The document viewing interface displays token-level relevance information from the current annotation set.
If another annotation set contains a document of the same name, that annotation set can be selected from the drop-down at the top of the interface to compare outputs.
All tokens in the document are displayed, with the following markup:
- If a token is relevant according to the current binarization threshold, it is highlighted in yellow.
- If the data are labeled and the token is marked as Relevant in gold labels, it is shown in bold red font.
Any token can be clicked on to display the relevance score assigned to it.
This panel allows configuration of the visualization settings:
- Binarization threshold for converting continuous relevance scores to Relevant/Not relevant labels
- Number of blanks (not relevant tokens) allowed between relevant tokens when identifying relevant segments
- Checkbox for Viterbi smoothing correction of token-level relevance scores
Summary statistics of model predictions on this specific document.
- Number of segments marked as relevant by the model
- Number of segments marked as relevant by gold labels (if available)
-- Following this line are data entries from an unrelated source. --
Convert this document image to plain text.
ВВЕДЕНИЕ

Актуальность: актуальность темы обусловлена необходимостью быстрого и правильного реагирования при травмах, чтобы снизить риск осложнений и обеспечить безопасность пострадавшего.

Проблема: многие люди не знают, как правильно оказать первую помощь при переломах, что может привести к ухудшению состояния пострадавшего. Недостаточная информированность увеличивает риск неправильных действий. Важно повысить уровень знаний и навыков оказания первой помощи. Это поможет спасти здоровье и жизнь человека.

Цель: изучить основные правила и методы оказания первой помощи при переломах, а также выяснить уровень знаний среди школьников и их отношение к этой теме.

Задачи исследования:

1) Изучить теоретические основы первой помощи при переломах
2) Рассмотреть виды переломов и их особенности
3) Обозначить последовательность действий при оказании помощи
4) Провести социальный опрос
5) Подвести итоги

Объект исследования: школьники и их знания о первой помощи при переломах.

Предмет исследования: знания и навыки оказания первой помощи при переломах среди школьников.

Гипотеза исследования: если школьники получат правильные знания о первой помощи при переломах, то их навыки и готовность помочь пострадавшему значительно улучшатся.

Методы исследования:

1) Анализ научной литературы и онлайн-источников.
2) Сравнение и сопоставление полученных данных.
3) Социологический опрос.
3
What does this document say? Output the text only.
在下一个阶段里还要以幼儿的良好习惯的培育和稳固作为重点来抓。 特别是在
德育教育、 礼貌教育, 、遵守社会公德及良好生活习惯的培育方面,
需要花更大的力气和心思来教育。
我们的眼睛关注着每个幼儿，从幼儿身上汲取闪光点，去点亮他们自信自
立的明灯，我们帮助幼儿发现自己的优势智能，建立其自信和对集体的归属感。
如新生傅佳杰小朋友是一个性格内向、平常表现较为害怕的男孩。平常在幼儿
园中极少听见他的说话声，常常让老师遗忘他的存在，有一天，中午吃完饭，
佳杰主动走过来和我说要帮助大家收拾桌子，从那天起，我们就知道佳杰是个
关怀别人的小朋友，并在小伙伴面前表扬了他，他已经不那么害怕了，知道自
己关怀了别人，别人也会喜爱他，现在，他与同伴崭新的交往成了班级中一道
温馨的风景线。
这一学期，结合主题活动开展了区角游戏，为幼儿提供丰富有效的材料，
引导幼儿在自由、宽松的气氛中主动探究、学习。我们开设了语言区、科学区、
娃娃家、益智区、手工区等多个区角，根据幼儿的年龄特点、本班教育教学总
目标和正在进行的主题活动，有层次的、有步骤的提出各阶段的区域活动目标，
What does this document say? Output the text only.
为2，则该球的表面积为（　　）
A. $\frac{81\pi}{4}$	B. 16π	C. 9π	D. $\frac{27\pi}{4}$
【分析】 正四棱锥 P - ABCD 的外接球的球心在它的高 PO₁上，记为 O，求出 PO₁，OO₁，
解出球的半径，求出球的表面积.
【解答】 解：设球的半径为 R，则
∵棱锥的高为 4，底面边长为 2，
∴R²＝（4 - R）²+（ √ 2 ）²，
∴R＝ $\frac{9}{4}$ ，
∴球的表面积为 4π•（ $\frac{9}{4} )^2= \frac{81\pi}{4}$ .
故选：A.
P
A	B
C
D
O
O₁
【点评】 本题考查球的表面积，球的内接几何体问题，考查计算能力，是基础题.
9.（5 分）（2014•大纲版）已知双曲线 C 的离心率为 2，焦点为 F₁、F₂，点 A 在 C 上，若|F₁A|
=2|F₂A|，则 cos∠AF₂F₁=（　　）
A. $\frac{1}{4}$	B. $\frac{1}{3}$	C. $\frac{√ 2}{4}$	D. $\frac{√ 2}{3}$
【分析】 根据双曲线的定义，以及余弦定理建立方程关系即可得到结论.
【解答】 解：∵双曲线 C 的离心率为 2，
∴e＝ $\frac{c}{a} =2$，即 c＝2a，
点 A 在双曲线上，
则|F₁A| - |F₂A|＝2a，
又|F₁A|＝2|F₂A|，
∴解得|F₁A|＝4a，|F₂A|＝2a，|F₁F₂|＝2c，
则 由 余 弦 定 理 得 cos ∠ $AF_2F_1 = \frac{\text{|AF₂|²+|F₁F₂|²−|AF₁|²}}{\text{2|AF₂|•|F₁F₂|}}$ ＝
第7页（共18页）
- Number of tokens marked relevant by the model
- Number of tokens relevant according to gold labels (if available)
- Accuracy of binarized token-level predictions (if labeled)
- Precision of binarized token-level predictions (if labeled)
- Recall of binarized token-level predictions (if labeled)
- F-1 and F-2 of binarized token-level predictions (if labeled)
Histogram showing distribution of token-level relevance scores produced by the model for this document.
Line plots showing how precision, recall, and F-measure vary over all possible binarization thresholds for this document.
Visualization includes the threshold yielding highest F-measure.
This interface displays a few different qualitative analyses of model outcomes within an annotation set.
Table displaying mean relevance scores per token type in the annotation set.
- If data are labeled, model lexicalization is compared to lexicalization measured from gold labels, and rank correlation coefficient is given at the head of the table
- Ranking is displayed using model relevance and gold labels (if available)
- Lexicalization is only measured for types above a minimum frequency in the annotation set; this threshold is configurable.
Histogram showing distribution of token-level relevance scores produced by the model for the full annotation set.
Line plots showing how precision, recall, and F-measure vary over all possible binarization thresholds for the full annotation set.
Displays evaluation metrics calculated for the full annotation set, at the token level.
Displays summary statistics of patterns in relevant segments predicted by model outputs.
Displays summary statistics of patterns in relevant segments according to gold labels.
All source code, documentation, and data contained in this package are distributed under the terms in the LICENSE file (modified BSD).